During an interview with Milk Road on September 4, Seyffart pointed out that the current market resembles a peak season for Digital Asset Financial Companies (DATCO) rather than a traditional alt season.
He emphasized that these digital asset trading companies have reported astonishing returns recently, but the performance of a single altcoin is still relatively sluggish compared to previous years.
According to the new framework from the U.S. Securities and Exchange Commission (SEC), the first approved altcoin ETFs may cover Dogecoin (DOGE), Chainlink (LINK), Stellar (XLM), Bitcoin Cash (BCH), Avalanche (AVAX), Litecoin (LTC), Shiba Inu (SHIB), Polkadot (DOT), Solana (SOL), and Hedera (HBAR).
In the future, if futures contracts are traded continuously for six months on CFTC regulated exchanges, tokens like Cardano (ADA) and XRP are also expected to qualify.
However, Seyffart believes that the market response to these products will be far less than that of the Bitcoin ETF: “Will it be sought after like the Bitcoin ETF? I absolutely do not think so.”
Seyffart expects that institutional investors are more inclined to hold multi-asset crypto basket ETFs rather than single altcoin products. Currently, Grayscale and Bitwise's multi-asset crypto ETFs have received preliminary technical approval, but are still awaiting final clearance from the SEC.
Bitwise products cover 10 types of crypto assets, while Grayscale products are weighted by market capitalization across 5 major cryptocurrencies.
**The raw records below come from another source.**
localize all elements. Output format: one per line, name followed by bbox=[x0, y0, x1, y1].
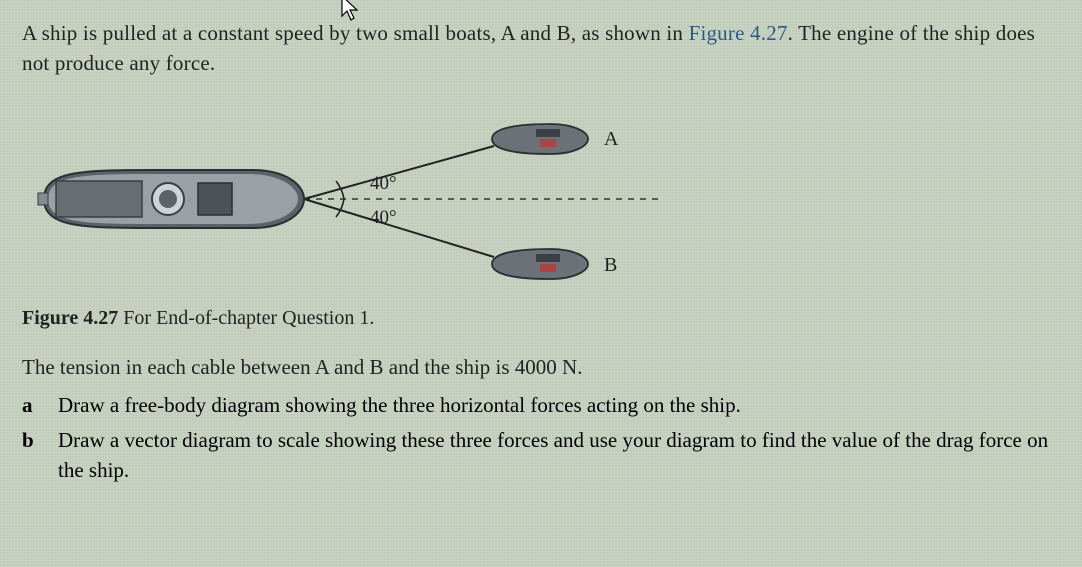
diagram-svg: 40° 40° A B bbox=[22, 99, 722, 299]
question-label-a: a bbox=[22, 390, 40, 420]
intro-paragraph: A ship is pulled at a constant speed by … bbox=[22, 18, 1060, 79]
angle-label-bottom: 40° bbox=[370, 207, 397, 228]
intro-pre: A ship is pulled at a constant speed by … bbox=[22, 21, 689, 45]
question-b: b Draw a vector diagram to scale showing… bbox=[22, 425, 1060, 486]
cable-to-b bbox=[304, 199, 494, 257]
angle-arc-bottom bbox=[336, 199, 344, 217]
question-text-b: Draw a vector diagram to scale showing t… bbox=[58, 425, 1060, 486]
figure-caption: Figure 4.27 For End-of-chapter Question … bbox=[22, 307, 1060, 330]
question-label-b: b bbox=[22, 425, 40, 486]
figure-diagram: 40° 40° A B bbox=[22, 99, 722, 299]
tugboat-a bbox=[492, 124, 588, 154]
cable-to-a bbox=[304, 146, 494, 199]
caption-bold: Figure 4.27 bbox=[22, 307, 118, 329]
angle-label-top: 40° bbox=[370, 173, 397, 194]
figure-reference: Figure 4.27 bbox=[689, 21, 788, 45]
ship bbox=[38, 170, 304, 228]
tension-statement: The tension in each cable between A and … bbox=[22, 352, 1060, 382]
caption-rest: For End-of-chapter Question 1. bbox=[118, 307, 374, 329]
question-text-a: Draw a free-body diagram showing the thr… bbox=[58, 390, 741, 420]
question-a: a Draw a free-body diagram showing the t… bbox=[22, 390, 1060, 420]
boat-label-a: A bbox=[604, 128, 619, 150]
tugboat-b bbox=[492, 249, 588, 279]
question-list: a Draw a free-body diagram showing the t… bbox=[22, 390, 1060, 485]
boat-label-b: B bbox=[604, 254, 617, 276]
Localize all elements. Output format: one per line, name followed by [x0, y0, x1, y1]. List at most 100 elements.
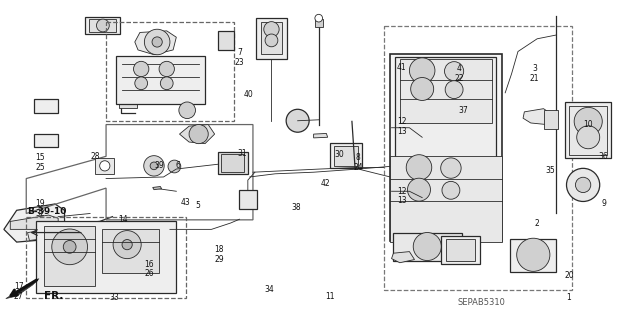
Polygon shape — [179, 124, 214, 144]
Bar — [95, 158, 115, 174]
Text: 10: 10 — [584, 120, 593, 129]
Bar — [85, 17, 120, 34]
Text: 12
13: 12 13 — [397, 117, 406, 136]
Text: 16
26: 16 26 — [144, 260, 154, 278]
Text: 8
24: 8 24 — [353, 153, 363, 172]
Bar — [442, 236, 479, 264]
Text: 7
23: 7 23 — [235, 48, 244, 67]
Text: SEPAB5310: SEPAB5310 — [458, 298, 505, 307]
Text: 2: 2 — [535, 219, 540, 227]
Bar — [390, 54, 502, 241]
Text: B-39-10: B-39-10 — [28, 207, 67, 216]
Text: 33: 33 — [109, 293, 119, 302]
Bar — [34, 99, 58, 114]
Circle shape — [189, 124, 208, 144]
Bar — [119, 102, 137, 108]
Bar — [260, 22, 282, 54]
Bar — [543, 110, 557, 129]
Polygon shape — [392, 252, 415, 263]
Bar — [26, 217, 186, 298]
Bar — [102, 229, 159, 273]
Circle shape — [63, 241, 76, 253]
Bar — [44, 226, 95, 286]
Text: 11: 11 — [326, 292, 335, 300]
Circle shape — [286, 109, 309, 132]
Bar — [446, 239, 475, 261]
Circle shape — [97, 19, 109, 32]
Circle shape — [442, 182, 460, 199]
Text: 1: 1 — [566, 293, 572, 302]
Bar — [239, 190, 257, 209]
Text: 30: 30 — [334, 150, 344, 159]
Circle shape — [150, 162, 158, 170]
Bar — [569, 106, 607, 155]
Circle shape — [152, 37, 163, 47]
Circle shape — [410, 58, 435, 83]
Circle shape — [100, 161, 110, 171]
Text: 17
27: 17 27 — [14, 282, 24, 301]
Circle shape — [159, 61, 174, 77]
Circle shape — [113, 231, 141, 259]
Bar — [218, 31, 234, 50]
Bar — [384, 26, 572, 290]
Bar — [330, 143, 362, 168]
Bar — [116, 56, 205, 104]
Text: 39: 39 — [154, 161, 164, 170]
Bar — [390, 156, 502, 242]
Bar — [36, 221, 176, 293]
Bar — [510, 239, 556, 272]
Text: 18
29: 18 29 — [214, 245, 224, 264]
Circle shape — [179, 102, 195, 119]
Bar — [394, 233, 463, 261]
Bar — [89, 19, 116, 32]
Bar — [400, 59, 492, 123]
Circle shape — [144, 156, 164, 176]
Text: 41: 41 — [397, 63, 406, 72]
Polygon shape — [28, 229, 55, 241]
Bar — [218, 152, 248, 174]
Bar — [565, 102, 611, 158]
Bar — [334, 145, 358, 166]
Text: 12
13: 12 13 — [397, 187, 406, 205]
Text: 36: 36 — [598, 152, 609, 161]
Text: 19
32: 19 32 — [35, 199, 45, 218]
Text: 15
25: 15 25 — [35, 153, 45, 172]
Circle shape — [577, 126, 600, 149]
Circle shape — [315, 14, 323, 22]
Text: 3
21: 3 21 — [530, 64, 540, 83]
Circle shape — [566, 168, 600, 202]
Polygon shape — [153, 187, 162, 190]
Text: 38: 38 — [291, 203, 301, 211]
Circle shape — [575, 177, 591, 193]
Text: 14: 14 — [118, 215, 128, 224]
Circle shape — [408, 178, 431, 201]
Text: 9: 9 — [601, 199, 606, 208]
Bar — [221, 154, 244, 172]
Circle shape — [168, 160, 180, 173]
Polygon shape — [314, 133, 328, 138]
Circle shape — [445, 81, 463, 99]
Polygon shape — [6, 278, 39, 299]
Circle shape — [161, 77, 173, 90]
Text: 4
22: 4 22 — [454, 64, 464, 83]
Bar — [106, 22, 234, 121]
Circle shape — [413, 233, 442, 261]
Polygon shape — [523, 109, 553, 124]
Circle shape — [122, 240, 132, 250]
Text: 35: 35 — [545, 166, 555, 175]
Circle shape — [134, 61, 149, 77]
Text: 6: 6 — [176, 161, 180, 170]
Text: 34: 34 — [264, 285, 274, 294]
Text: 28: 28 — [90, 152, 100, 161]
Bar — [34, 134, 58, 147]
Circle shape — [406, 155, 432, 180]
Bar — [256, 18, 287, 59]
Text: 40: 40 — [244, 90, 253, 99]
Text: 37: 37 — [459, 106, 468, 115]
Circle shape — [574, 108, 602, 135]
Circle shape — [135, 77, 148, 90]
Circle shape — [516, 238, 550, 271]
Text: 5: 5 — [195, 201, 200, 210]
Bar — [315, 19, 323, 27]
Circle shape — [265, 34, 278, 47]
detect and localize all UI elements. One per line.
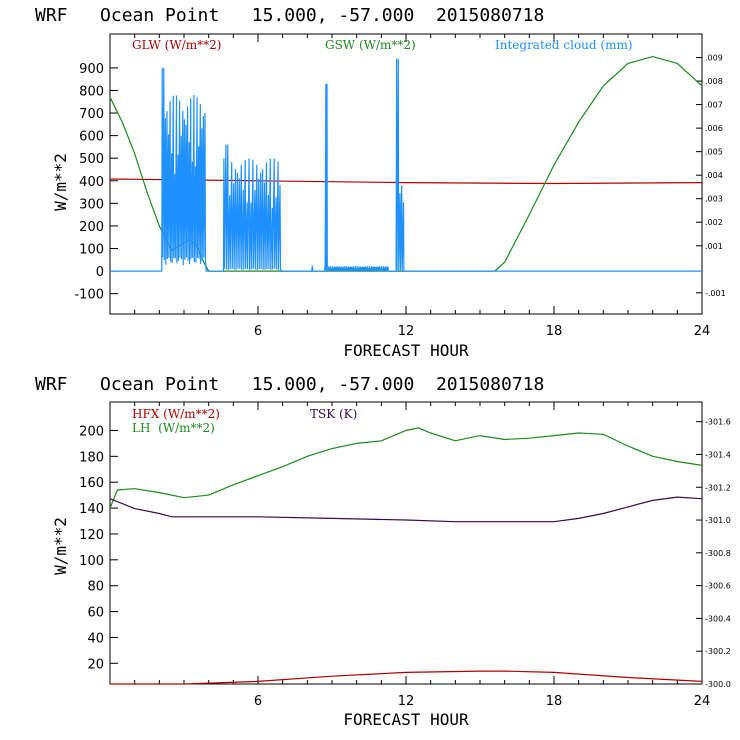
chart-2-y2-tick-label: -300.2 xyxy=(705,647,731,656)
chart-2-y-tick-label: 180 xyxy=(79,450,104,465)
chart-1-y2-tick-label: .008 xyxy=(705,77,723,86)
chart-2-frame xyxy=(109,401,703,685)
chart-2-y2-tick-label: -300.6 xyxy=(705,582,731,591)
chart-1-y2-tick-label: .006 xyxy=(705,124,723,133)
chart-2-y-tick-label: 100 xyxy=(79,554,104,569)
chart-2-ticks: 6 12 18 24 20 40 60 80 100 120 140 160 180 200 -300.0 -… xyxy=(79,402,731,709)
chart-1-y2-tick-label: .003 xyxy=(705,195,723,204)
chart-2-y-tick-label: 40 xyxy=(87,631,104,646)
chart-2-x-tick-label: 24 xyxy=(694,694,711,709)
chart-2-legend-hfx: HFX (W/m**2) xyxy=(132,407,220,421)
chart-2-y-tick-label: 120 xyxy=(79,528,104,543)
chart-2-y2-tick-label: -300.8 xyxy=(705,549,731,558)
chart-panel-2: WRF Ocean Point 15.000, -57.000 20150807… xyxy=(35,374,731,729)
chart-2-series-lh-line xyxy=(109,427,703,509)
chart-1-y-tick-label: 400 xyxy=(79,175,104,190)
chart-1-xlabel: FORECAST HOUR xyxy=(343,341,469,360)
chart-2-title: WRF Ocean Point 15.000, -57.000 20150807… xyxy=(35,374,544,395)
chart-1-y2-tick-label: -.001 xyxy=(705,289,726,298)
chart-1-y2-tick-label: .002 xyxy=(705,218,723,227)
chart-1-series-glw-line xyxy=(109,178,703,185)
chart-1-y-tick-label: 300 xyxy=(79,197,104,212)
chart-1-y-tick-label: 100 xyxy=(79,243,104,258)
chart-2-xlabel: FORECAST HOUR xyxy=(343,710,469,729)
chart-2-ylabel: W/m**2 xyxy=(51,517,70,575)
chart-1-legend-glw: GLW (W/m**2) xyxy=(132,38,221,52)
chart-1-legend-gsw: GSW (W/m**2) xyxy=(325,38,416,52)
chart-1-ticks: 6 12 18 24 -100 0 100 200 300 400 500 600 700 800 900 -… xyxy=(74,34,726,339)
chart-1-x-tick-label: 18 xyxy=(546,324,563,339)
chart-1-title: WRF Ocean Point 15.000, -57.000 20150807… xyxy=(35,5,544,26)
chart-2-series-tsk-line xyxy=(109,496,703,523)
chart-1-x-tick-label: 24 xyxy=(694,324,711,339)
chart-1-y-tick-label: 900 xyxy=(79,62,104,77)
chart-2-legend-lh: LH (W/m**2) xyxy=(132,421,215,435)
chart-1-y-tick-label: 500 xyxy=(79,152,104,167)
chart-2-y-tick-label: 20 xyxy=(87,657,104,672)
chart-1-y-tick-label: 800 xyxy=(79,84,104,99)
chart-2-series xyxy=(109,427,703,685)
chart-1-y2-tick-label: .007 xyxy=(705,101,723,110)
chart-1-y2-tick-label: .004 xyxy=(705,171,723,180)
chart-1-y-tick-label: 700 xyxy=(79,107,104,122)
chart-2-y2-tick-label: -301.0 xyxy=(705,516,731,525)
chart-2-series-hfx-line xyxy=(110,670,703,685)
chart-2-y2-tick-label: -300.0 xyxy=(705,680,731,689)
chart-1-legend-cloud: Integrated cloud (mm) xyxy=(495,38,633,52)
chart-2-y-tick-label: 60 xyxy=(87,606,104,621)
chart-2-y2-tick-label: -300.4 xyxy=(705,614,731,623)
chart-1-series-integrated-line xyxy=(110,58,702,272)
chart-2-y-tick-label: 160 xyxy=(79,476,104,491)
chart-1-y2-tick-label: .001 xyxy=(705,242,723,251)
chart-panel-1: WRF Ocean Point 15.000, -57.000 20150807… xyxy=(35,5,726,360)
chart-1-y-tick-label: 600 xyxy=(79,130,104,145)
chart-1-series xyxy=(109,55,703,272)
chart-1-x-tick-label: 6 xyxy=(254,324,262,339)
chart-2-y-tick-label: 140 xyxy=(79,502,104,517)
chart-1-y-tick-label: 0 xyxy=(96,265,104,280)
chart-2-y2-tick-label: -301.4 xyxy=(705,450,731,459)
chart-2-y-tick-label: 80 xyxy=(87,580,104,595)
chart-2-x-tick-label: 18 xyxy=(546,694,563,709)
chart-1-y-tick-label: -100 xyxy=(74,288,104,303)
chart-2-y2-tick-label: -301.2 xyxy=(705,483,731,492)
chart-2-x-tick-label: 6 xyxy=(254,694,262,709)
chart-1-y-tick-label: 200 xyxy=(79,220,104,235)
chart-2-y-tick-label: 200 xyxy=(79,424,104,439)
chart-1-ylabel: W/m**2 xyxy=(51,153,70,211)
chart-1-y2-tick-label: .009 xyxy=(705,54,723,63)
chart-1-x-tick-label: 12 xyxy=(398,324,415,339)
chart-2-x-tick-label: 12 xyxy=(398,694,415,709)
chart-1-y2-tick-label: .005 xyxy=(705,148,723,157)
chart-2-legend-tsk: TSK (K) xyxy=(310,407,357,421)
chart-2-y2-tick-label: -301.6 xyxy=(705,418,731,427)
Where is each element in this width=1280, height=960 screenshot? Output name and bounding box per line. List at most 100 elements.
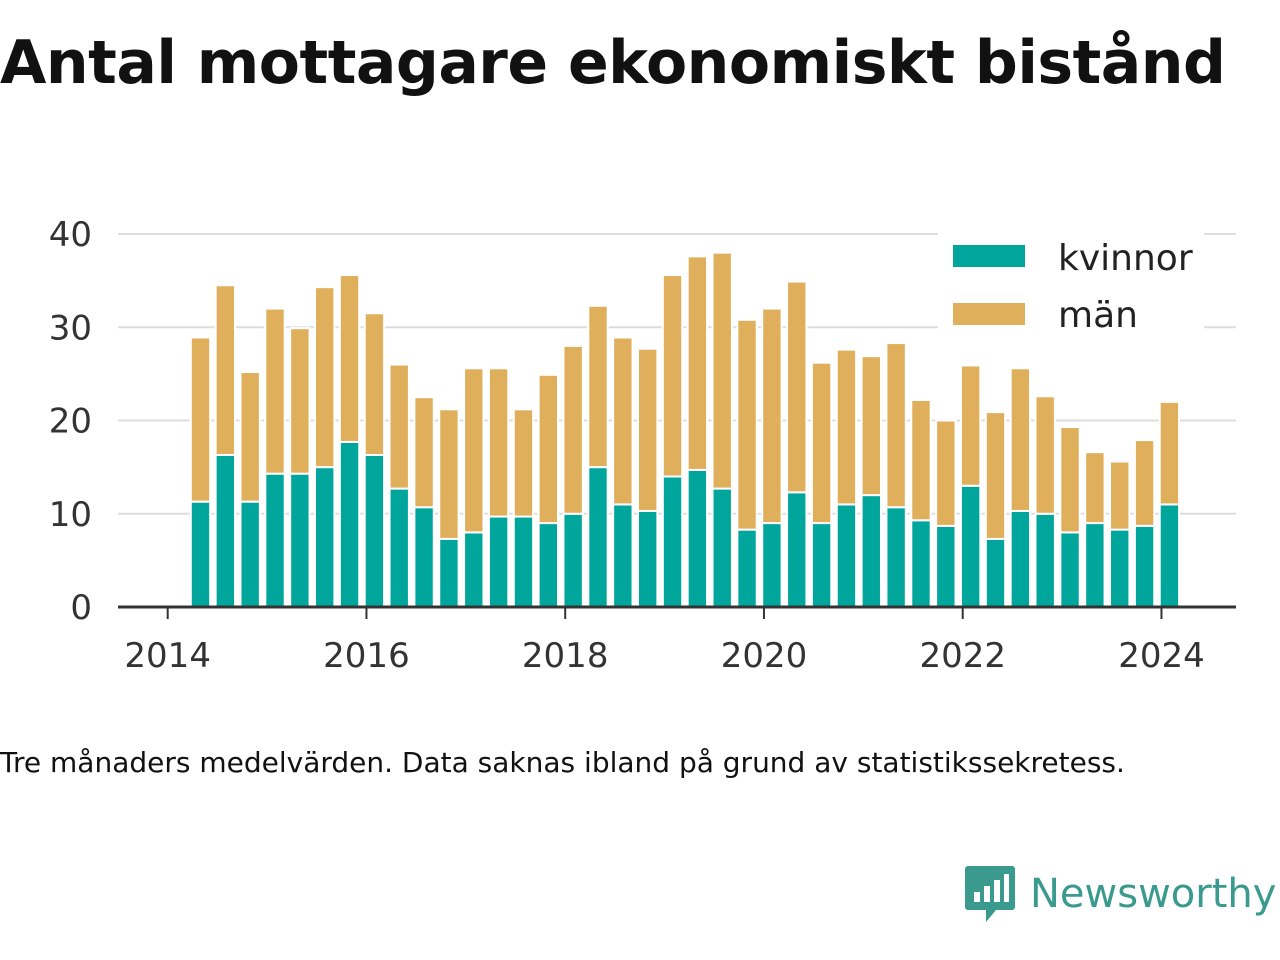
- bar-man: [860, 355, 882, 497]
- bar-kvinnor: [835, 503, 858, 608]
- bar-kvinnor: [214, 454, 237, 608]
- bar-man: [786, 280, 808, 494]
- bar-kvinnor: [289, 472, 311, 608]
- newsworthy-logo-icon: [965, 866, 1015, 922]
- bar-kvinnor: [959, 484, 982, 608]
- axes: 0 10 20 30 40 2014 2016 2018 2020 2022 2024: [49, 215, 1236, 676]
- bar-kvinnor: [1158, 503, 1181, 608]
- x-tick-label: 2022: [919, 636, 1006, 676]
- bar-man: [1034, 395, 1056, 515]
- bar-kvinnor: [761, 522, 783, 609]
- chart-title: Antal mottagare ekonomiskt bistånd: [0, 28, 1226, 98]
- bar-kvinnor: [786, 491, 808, 608]
- bar-kvinnor: [413, 506, 435, 608]
- y-tick-label: 20: [49, 402, 92, 442]
- x-tick-label: 2016: [323, 636, 410, 676]
- bar-kvinnor: [363, 454, 386, 608]
- bar-kvinnor: [239, 500, 261, 608]
- bar-man: [289, 327, 311, 475]
- legend-label-kvinnor: kvinnor: [1058, 238, 1193, 279]
- legend-label-man: män: [1058, 295, 1138, 336]
- bar-man: [463, 367, 485, 534]
- bar-man: [1084, 451, 1106, 525]
- newsworthy-logo: Newsworthy: [964, 864, 1276, 924]
- bar-kvinnor: [314, 466, 336, 608]
- bar-man: [984, 411, 1007, 540]
- bar-kvinnor: [612, 503, 634, 608]
- bar-man: [959, 364, 982, 487]
- x-tick-label: 2024: [1118, 636, 1205, 676]
- bar-man: [314, 286, 336, 469]
- bar-kvinnor: [438, 537, 460, 608]
- bar-kvinnor: [189, 500, 212, 608]
- bar-kvinnor: [810, 522, 833, 609]
- bar-kvinnor: [487, 515, 510, 608]
- bar-man: [1109, 460, 1131, 531]
- bar-man: [736, 318, 758, 531]
- bar-man: [562, 344, 584, 515]
- bar-kvinnor: [686, 468, 709, 608]
- legend-swatch-man: [953, 303, 1025, 325]
- bar-kvinnor: [860, 494, 882, 609]
- bar-kvinnor: [1084, 522, 1106, 609]
- bar-kvinnor: [587, 466, 609, 608]
- bar-kvinnor: [984, 537, 1007, 608]
- bar-man: [537, 373, 559, 525]
- bar-kvinnor: [1059, 531, 1081, 609]
- y-tick-label: 30: [49, 308, 92, 348]
- bar-man: [761, 307, 783, 525]
- bar-man: [438, 408, 460, 540]
- bar-man: [587, 304, 609, 469]
- bar-man: [661, 274, 684, 478]
- legend-swatch-kvinnor: [953, 245, 1025, 267]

He pointed out that investment advisors generally prefer to diversify risk rather than concentrate bets on a single high-volatility token.
Seyffart believes that the current market is becoming increasingly institutionalized, with mature traditional financial participants acquiring cryptocurrency risks through regulated ETFs and stock market instruments, rather than directly purchasing tokens.
This structural change signifies that the historically driven “alt season” model, led by retail investors and high-risk capital, may have been permanently rewritten.
The case of Ethereum ETF is a microcosm: although there was a massive influx of funds in the early stages, it did not lead to a widespread increase in the overall altcoin market, indicating that institutions prefer to allocate to mature assets rather than speculative alternatives.
With the launch of altcoin ETFs, the market may welcome more diversified investment options, but Bloomberg analyst Seyffart's viewpoint reminds investors that the traditional “alt season” may be a thing of the past. The future market rhythm will be more dominated by institutional funds and regulated products, rather than solely relying on retail speculation and the influx of high-risk capital.